Focus on Adding not Subtracting
Instead of bringing your attention to things you want to avoid or remove from your diet, focus on what you can ADD to your life that will make you healthier and happier. Can you add in an extra walk? How about adding in a protein source to your breakfast meal each day? Where you bring your attention, your behaviors will follow. For example if you are trying to take away all sugar from your diet, you may find yourself fixated on all things sugar. This makes sticking to your goals much more challenging! Instead think about adding in a nightly piece or fruit or daily substitute that promotes health and replaces your want for sugar.
Set Weekly Goals Instead
Sometimes yearly or even monthly goals can seem overwhelming and we feel like quitting before we have even started the journey. Setting up a weekly goal is much more approachable and less intimidating for us to begin. Instead of stating you want to attend the gym 3 times a week for the entire year, just focus on one week at a time setting realistic goals for that week ahead. For example if you know you will be traveling or have conflicts a certain week you can set a realistic goal of going on 2 long walks instead of attending the gym that week. This will keep you focused on smaller amounts of time and keep the goals attainable and realistic.
Positive reinforcement can work on ourselves too! If bringing a healthy lunch is a big challenge for you, and you stick to packing your lunch every day for 2 weeks straight try treating yourself to a new workout t-shirt or a manicure. Setting your sights on a reward or prize will keep you focused during the hard times where you are tempted to veer off track. Keep rewards healthy and in line with your general health and self-care goals (i.e. don’t treat yourself to ice cream because you went to the gym that week as this can create unhealthy relationships with food).
Find a Buddy
Find a partner who will meet you for your early workouts or someone who will share food prepping tasks with you. Having another person you are responsible for showing up for will keep you honest and will make you much more apt to stick to your word. Plus you will have more fun in your pursuits to being healthier if you have someone else to share the triumphs and tough times with.
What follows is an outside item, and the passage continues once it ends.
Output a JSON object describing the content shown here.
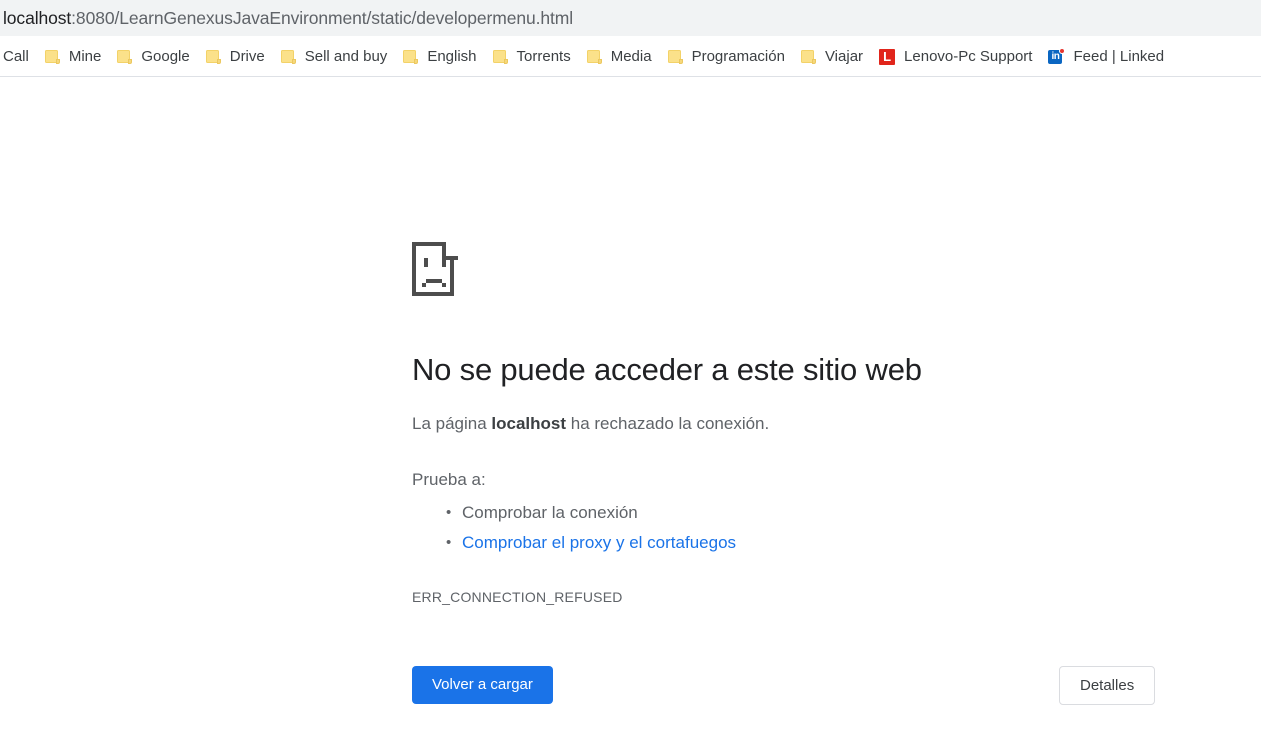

Goals do not have to be etched in stone for an entire year. This is also why weekly goals are a great way to manage and re-evaluate goals when necessary. There is nothing wrong with switching up or scratching a goal that no longer is in line with your vision for your life. For example your original goal may have been set out to run a marathon by the fall, but then you fell in love with a strength training class which took away the focus from running outside as much. There is nothing wrong with re-focusing on a new or different healthy habit as long as you are happy with the direction you are moving. Set weekly and monthly goals to continue to evolve your goals throughout the year.
Showing gratitude shows us how far we have come, allows us to focus on what we have done well, and makes us appreciate our efforts even more.